Last week, in fact a few days before the 8.8RS earthquake struck Chile, I saw this Carmenère on sale at my local grocer. I remember it well because I often shoot cell-cam photos like these:
I do this to make a note of the price, so I can quote it correctly for you dear reader, when I finally sit down – either in an inebriated state, or perhaps even months afterwards, using notes and making sense on a second tasting of what I said while inebriated… right after the first tasting!
You see I often write up the review, then not hit “publish” because my writing just doesn’t make sense. Shocking, I know.
But little photographic nuggets like this are helpful in more ways than one. You see as I was at the check-out counter this particular bottle for some reason did not scan at the register. The cashier was about to call the wine dept when I said “It’s $9.99″ and held up the photo on my phone’s screen. She looked at me like I was an alien. I also noted that she also moved as far away from me as she could within her little cashier’s pen… “Why do you take pictures of things like that?” she inquired, in a tone reserved for subjects such as Furries (really, do NOT google that term. I mean it. Seriously!) I sighed, put my phone in my pocket and, fully expecting her to call security any second, admitted I wrote wine reviews. Suddenly her demeanor changed, she no longer cringed at the far reaches of her workspace, but visibly relaxed and said “oh, that’s interesting!” and carried on checking and bagging my groceries.
What she couldn’t see in that photo, but you can as I’ve blown it up for you, is a strange faux pas committed by the wine dept:
I love a good Cabernet Sauvignon. It is indeed a fine Bordeaux grape, but so is Carmenère, which is a completely different varietal! Sure, Carmenère has often, and even famously, been confused with Merlot, but Cabernet Sauvignon? C’mon! The rest of that paragraph is just so much wine jargon bullshit that when combined with the goofy grape gaffe it nearly sent me into a rage. If I had my battle axe on me I might have gone berserk right there. A barbaric pillaging and burning of the grocery store. Instead I bid the cashier good-bye with a monosyllabic grunt and pushed my shopping cart menacingly out to my car.
I planned to open up the Carmenère in a few days when we expected an old friend of Mrs. Barbarian to come by for dinner. That dinner was postponed though, and I failed at securing this bottle from pillage by Mrs. Barbarian. Sure enough she plundered the cabinet where I keep bottles for imminent consumption, opened it, and drank a glass. To add injury to insult, she then put the bottle into the refrigerator! That is where I found it one morning when I went to make my breakfast… a bottle of Carmenère in the fridge door!
I pulled it out and set it upon the counter. It was a good thing that Mrs. Barbarian wan’t in the house at the time.
We drank the rest of the bottle at dinner, but given that it had been opened, and then refrigerated, I felt that any impressions I had of the wine may have been tainted by the
poor treatment torture inflicted upon it by Mrs. Barbarian.
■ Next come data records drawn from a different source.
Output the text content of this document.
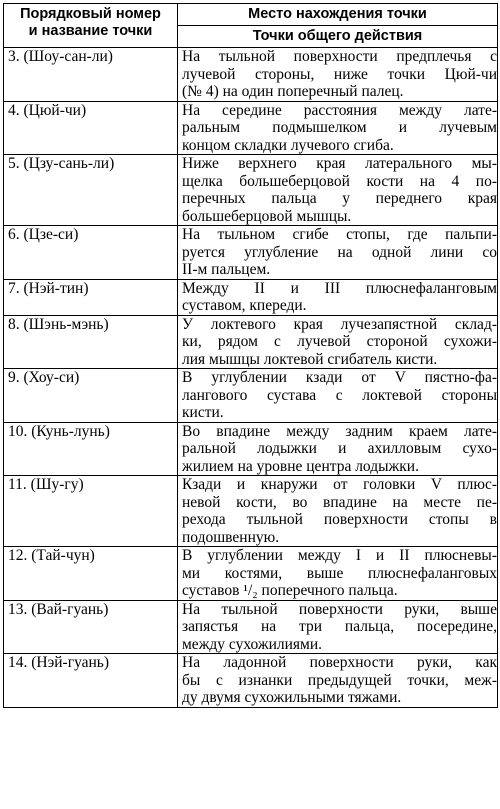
Порядковый номер
и название точки	Место нахождения точки
	Точки общего действия
3. (Шоу-сан-ли)	На тыльной поверхности предплечья с
лучевой стороны, ниже точки Цюй-чи
(№ 4) на один поперечный палец.

4. (Цюй-чи)	На середине расстояния между лате-
ральным подмышелком и лучевым
концом складки лучевого сгиба.

5. (Цзу-сань-ли)	Ниже верхнего края латерального мы-
щелка большеберцовой кости на 4 по-
перечных пальца у переднего края
большеберцовой мышцы.

6. (Цзе-си)	На тыльном сгибе стопы, где пальпи-
руется углубление на одной лини со
II-м пальцем.

7. (Нэй-тин)	Между II и III плюснефаланговым
суставом, кпереди.

8. (Шэнь-мэнь)	У локтевого края лучезапястной склад-
ки, рядом с лучевой стороной сухожи-
лия мышцы локтевой сгибатель кисти.

9. (Хоу-си)	В углублении кзади от V пястно-фа-
лангового сустава с локтевой стороны
кисти.

10. (Кунь-лунь)	Во впадине между задним краем лате-
ральной лодыжки и ахилловым сухо-
жилием на уровне центра лодыжки.

11. (Шу-гу)	Кзади и кнаружи от головки V плюс-
невой кости, во впадине на месте пе-
рехода тыльной поверхности стопы в
подошвенную.

12. (Тай-чун)	В углублении между I и II плюсневы-
ми костями, выше плюснефаланговых
суставов ¹/₂ поперечного пальца.

13. (Вай-гуань)	На тыльной поверхности руки, выше
запястья на три пальца, посередине,
между сухожилиями.

14. (Нэй-гуань)	На ладонной поверхности руки, как
бы с изнанки предыдущей точки, меж-
ду двумя сухожильными тяжами.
So I went back to the store a few days later. This was after the quake had rocked Chile, and I returned with the goal of buying nothing but Chilean wines. They’re going to need all the help thy can get, since wine is likely their second largest export item after copper, and while the copper mines are all located in the desert north which was largely unaffected by the quake, the vineyards are mostly located in the hardest hit regions of Chile. I bought four bottles of Cono Sur 2008 Carmenère, and once again the cash register didn’t ring it up properly and I said ‘It costs $9.99.” The cashier called the wine department who walked over with the tag for the cashier to scan and it came up $10.99. They had raised the price on me by a buck in under a week! I certainly hope they are not profiting on the tragedy in Chile. I felt like an heel for claiming a dollar discount per-bottle. The cashier eyed me suspiciously while I muttered about having bought the same bottle for $9.99 the week before.
This is not a great wine, but it certainly is a great value wine. Very much like most Chileans, in that you get good quality for a very low price. A wine of this level from here in California would set you back $30—$45, but coming from Chile it is around ten bucks. Viva Chile!
I heartily recommend this wine as a “nightly drinker” value wine. Great with dinners at home, or no particular special occasion. As a Carmenère it doesn’t stand up to many of the samples I’ve tried, but it is certainly a reasonable representation of the grape. Lots of flavor, and stands up to spicy foods well.
Given how hard I worked to get to this point I would have loved to uncovered a gem, but this one wasn’t that amazing. Good, but not great.